Река узкая, с валунистыми берегами, в это время года плотно-зелёная, малахитовая почти. Дорога на лесок – между серым от камней и пыли пляжем и заземлёнными ракушечными скалами. Небольшая такая двухполосная от автомобильных колёс колея, по обе стороны которой – высокие, выше, чем даже отец, сорняки, прорастающие из крапивы и колючек. Я хлестал кушири хворостиной, пинал сапогом одинокие камни.
Думал о родителях. Впервые злился на них, злился яростно и безнадёжно. За то, что они ничего не понимают, ничего не знают, не могут ничего. А когда уверены, что понимают, знают и могут, на самом деле – нет. Они же взрослые. Разве они не решают все проблемы, иной раз и за меня самого? Так почему сами с собой и друг с другом они такие беспомощные и бессильные? Если им тяжело, то что будет у меня… и вдруг догадался – мне-то тоже нечего злиться. Жалеть надо. Но и жалеть не могу. Сами же виноваты. И не в слабости, а в том, что мы – это мы, вообще, такие как есть, и всё.
Мёрзлая ещё утром земля за день расквасилась, ботинки чавкали грязью и собирали по бокам липкие комья с отсыревшими листьями. Ветер шумел высоко, над деревьями, мотал верхушки, шатал стволы с таким жутким низким скрипом, будто вот-вот они обломятся с треском, сложатся пополам, и снесут меня. Небо, и без того бессолнечное, совсем потемнело, сплошной облачный заслон сгрудился в тучи. Как сумерки вокруг, хотя рано ещё вечереть. Я шёл привычно, не глядя, и выбрался к реке.
Немного постоял ещё на вязкой земле, не спускаясь к берегу.

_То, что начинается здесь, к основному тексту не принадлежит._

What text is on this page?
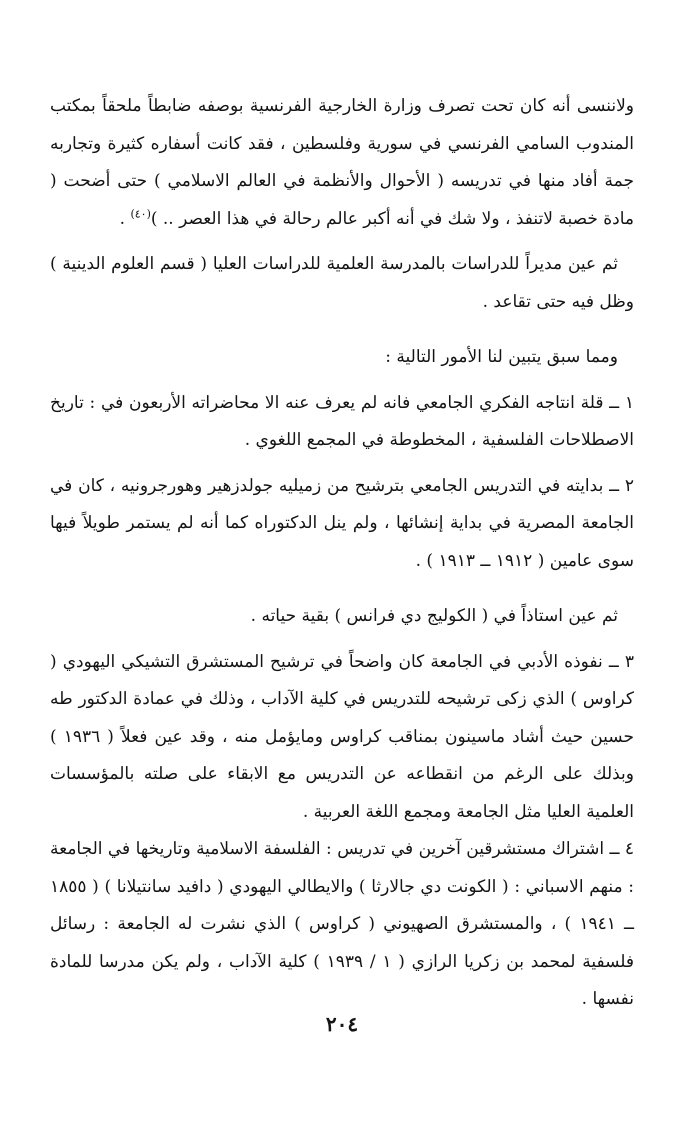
ولاننسى أنه كان تحت تصرف وزارة الخارجية الفرنسية بوصفه ضابطاً ملحقاً بمكتب المندوب السامي الفرنسي في سورية وفلسطين ، فقد كانت أسفاره كثيرة وتجاربه جمة أفاد منها في تدريسه ( الأحوال والأنظمة في العالم الاسلامي ) حتى أضحت ( مادة خصبة لاتنفذ ، ولا شك في أنه أكبر عالم رحالة في هذا العصر .. )$^{(٤٠)}$ .

ثم عين مديراً للدراسات بالمدرسة العلمية للدراسات العليا ( قسم العلوم الدينية ) وظل فيه حتى تقاعد .

ومما سبق يتبين لنا الأمور التالية :

١ ــ قلة انتاجه الفكري الجامعي فانه لم يعرف عنه الا محاضراته الأربعون في : تاريخ الاصطلاحات الفلسفية ، المخطوطة في المجمع اللغوي .

٢ ــ بدايته في التدريس الجامعي بترشيح من زميليه جولدزهير وهورجرونيه ، كان في الجامعة المصرية في بداية إنشائها ، ولم ينل الدكتوراه كما أنه لم يستمر طويلاً فيها سوى عامين ( ١٩١٢ ــ ١٩١٣ ) .

ثم عين استاذاً في ( الكوليج دي فرانس ) بقية حياته .

٣ ــ نفوذه الأدبي في الجامعة كان واضحاً في ترشيح المستشرق التشيكي اليهودي ( كراوس ) الذي زكى ترشيحه للتدريس في كلية الآداب ، وذلك في عمادة الدكتور طه حسين حيث أشاد ماسينون بمناقب كراوس ومايؤمل منه ، وقد عين فعلاً ( ١٩٣٦ ) وبذلك على الرغم من انقطاعه عن التدريس مع الابقاء على صلته بالمؤسسات العلمية العليا مثل الجامعة ومجمع اللغة العربية .

٤ ــ اشتراك مستشرقين آخرين في تدريس : الفلسفة الاسلامية وتاريخها في الجامعة : منهم الاسباني : ( الكونت دي جالارثا ) والايطالي اليهودي ( دافيد سانتيلانا ) ( ١٨٥٥ ــ ١٩٤١ ) ، والمستشرق الصهيوني ( كراوس ) الذي نشرت له الجامعة : رسائل فلسفية لمحمد بن زكريا الرازي ( ١ / ١٩٣٩ ) كلية الآداب ، ولم يكن مدرسا للمادة نفسها .

٢٠٤
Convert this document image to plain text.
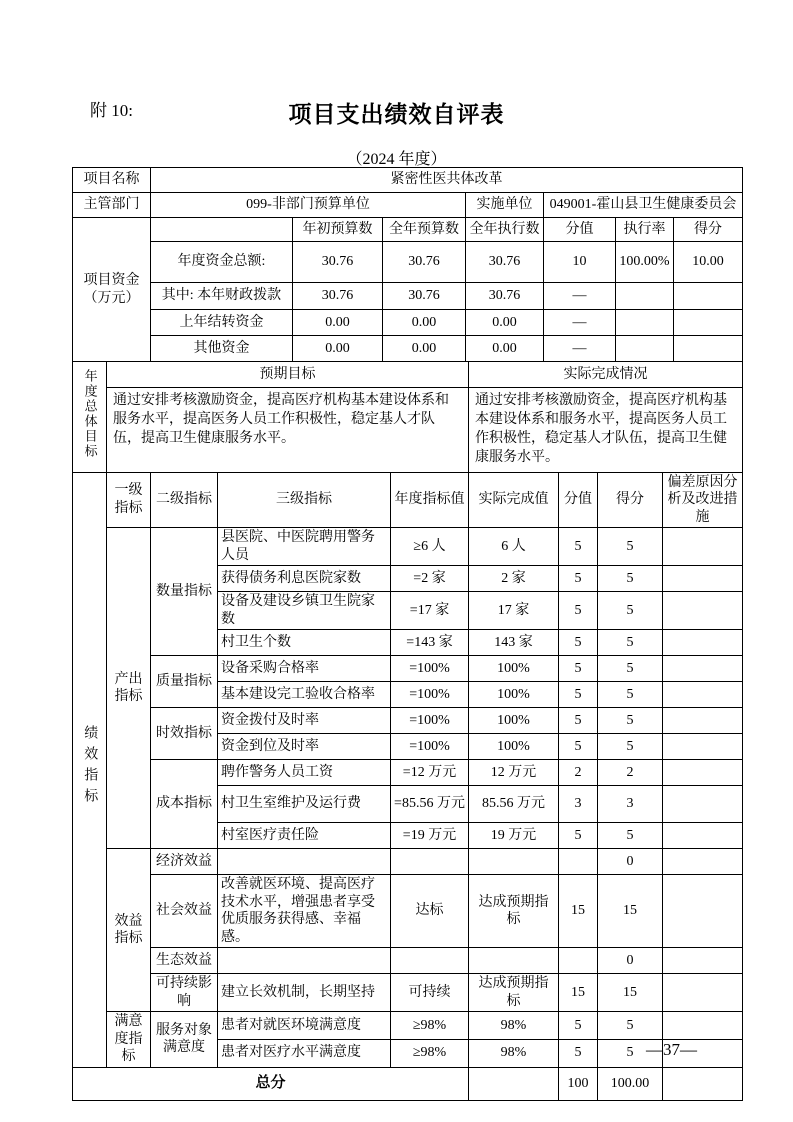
附 10:	项目支出绩效自评表
（2024 年度）
项目名称	紧密性医共体改革		
主管部门	099-非部门预算单位	实施单位	049001-霍山县卫生健康委员会
项目资金（万元）		年初预算数	全年预算数	全年执行数	分值	执行率	得分
	年度资金总额:	30.76	30.76	30.76	10	100.00%	10.00
	其中: 本年财政拨款	30.76	30.76	30.76	—		
	上年结转资金	0.00	0.00	0.00	—		
	其他资金	0.00	0.00	0.00	—		
年度总体目标	预期目标	实际完成情况

	通过安排考核激励资金，提高医疗机构基本建设体系和服务水平，提高医务人员工作积极性，稳定基人才队伍，提高卫生健康服务水平。	通过安排考核激励资金，提高医疗机构基本建设体系和服务水平，提高医务人员工作积极性，稳定基人才队伍，提高卫生健康服务水平。
绩效指标	一级指标	二级指标	三级指标	年度指标值	实际完成值	分值	得分	偏差原因分析及改进措施
	产出指标	数量指标	县医院、中医院聘用警务人员	≥6 人	6 人	5	5	
			获得债务利息医院家数	=2 家	2 家	5	5	
			设备及建设乡镇卫生院家数	=17 家	17 家	5	5	
			村卫生个数	=143 家	143 家	5	5	
		质量指标	设备采购合格率	=100%	100%	5	5	
			基本建设完工验收合格率	=100%	100%	5	5	
		时效指标	资金拨付及时率	=100%	100%	5	5	
			资金到位及时率	=100%	100%	5	5	
		成本指标	聘作警务人员工资	=12 万元	12 万元	2	2	
			村卫生室维护及运行费	=85.56 万元	85.56 万元	3	3	
			村室医疗责任险	=19 万元	19 万元	5	5	
	效益指标	经济效益					0	
		社会效益	改善就医环境、提高医疗技术水平，增强患者享受优质服务获得感、幸福感。	达标	达成预期指标	15	15	
		生态效益					0	
		可持续影响	建立长效机制，长期坚持	可持续	达成预期指标	15	15	
	满意度指标	服务对象满意度	患者对就医环境满意度	≥98%	98%	5	5	
			患者对医疗水平满意度	≥98%	98%	5	5	
总分						100	100.00	
—37—
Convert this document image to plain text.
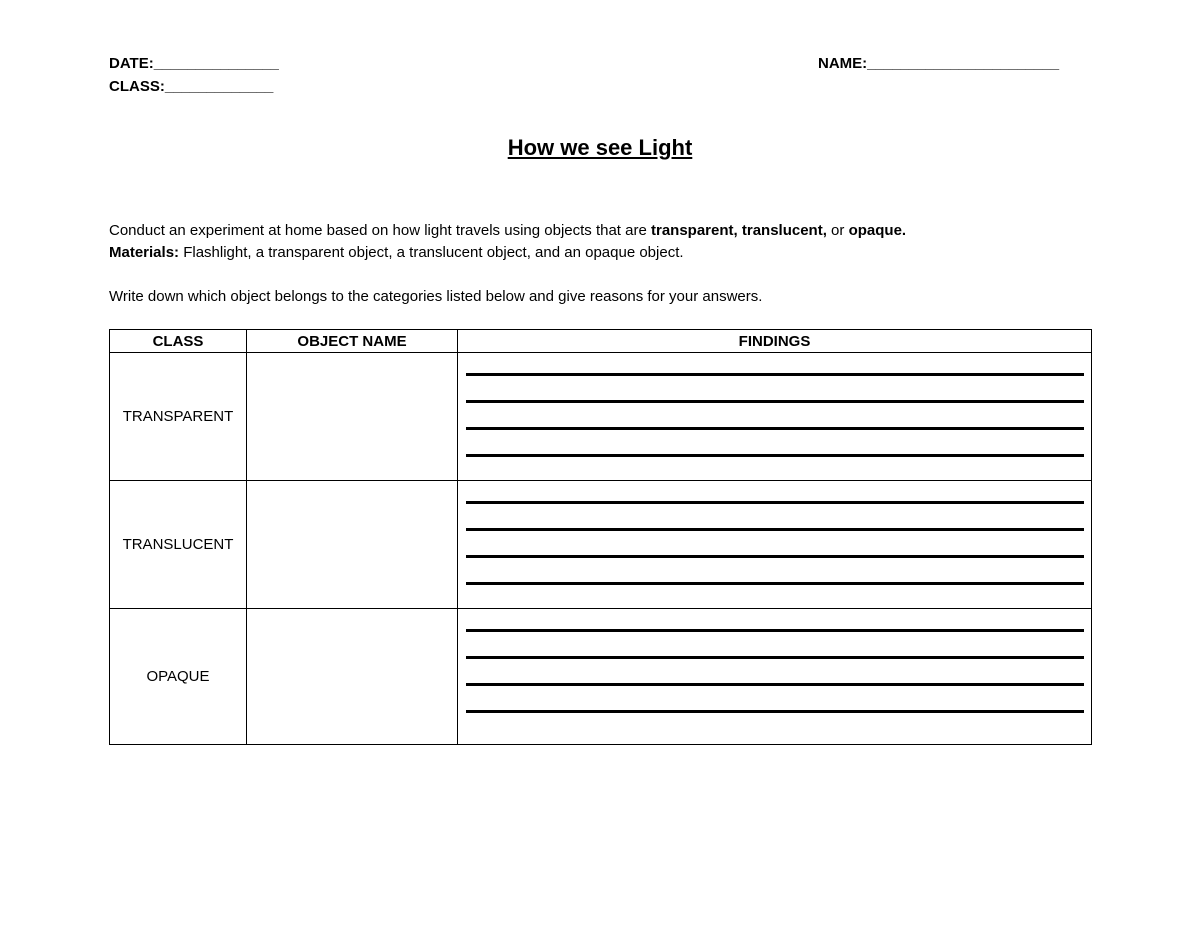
DATE:_______________
CLASS:_____________
NAME:_______________________
How we see Light
Conduct an experiment at home based on how light travels using objects that are transparent, translucent, or opaque.
Materials: Flashlight, a transparent object, a translucent object, and an opaque object.
Write down which object belongs to the categories listed below and give reasons for your answers.
CLASS	OBJECT NAME	FINDINGS
TRANSPARENT		

TRANSLUCENT		

OPAQUE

Похолодало, я стал подмерзать, ёжиться. Зарылся подбородком в ворот, смотрел на всё подряд. Мысли стремительно складывались во что-то неотвратимо-страшное, и в ожидании глаза мои искали на что отвлечься и не находили.
Спустился. Пока слезал, вымазал ладони в грязи, – таки поскользнулся. Пропрыгал по брёвнам и широкой тракторной покрышке к островку и чистой, текущей воде. Ополоснул руки в ледяной до онемения реке и стал кидать камушки. То на тот берег, то запускал по поверхности. Старался делать блинчики, но больше одного не получалось. Бабушка Аня когда-то учила, а я отчего-то не научился.
Утопив очередной камень, я сел на корточки, зарылся лицом в колени и зарыдал. Грудь перекрыло, дышалось с трудом, панически-сбито. Рот скривился, губы дрожали от холода и плача, пускали невольно пузыри. Руки побелели, зарябили, затряслись. Слёзы и сопли впитывались в брюки, оставляя светлые прозрачные разводы. Я смотрел на течение малахитовой реки и до истерики боялся смерти.
Отчётливо проступило «Ничего», не образом, не ощущением, а пониманием, насколько она непостижима. Непонимаемое ничто, пустота пустот, то ничто, до которого своим умом и дотронуться нельзя. Это не темнота, в которой нет просвета, это не отчаяние, всё это как бы внутри и бесконечно мало, настолько, что не может проступить. Вся жизнь, слой за слоем, как краска, нанесённая на «сущее», во всём своём многоцветии превратившаяся разом во всё и ни во что. И раздутые мелочи: мамин развод, её одиночество, мои игры с пацанами, плачущий почему-то отец. Несопоставимо. Положи эти мелочи в «Ничего», и мелочей как бы и нет. Они везде и нигде, в нём всё и ничто, я в нём родился и умру, мы в нём родились и умрём, а оно будет всё такое же непостижимое, недостижимое, непонятное.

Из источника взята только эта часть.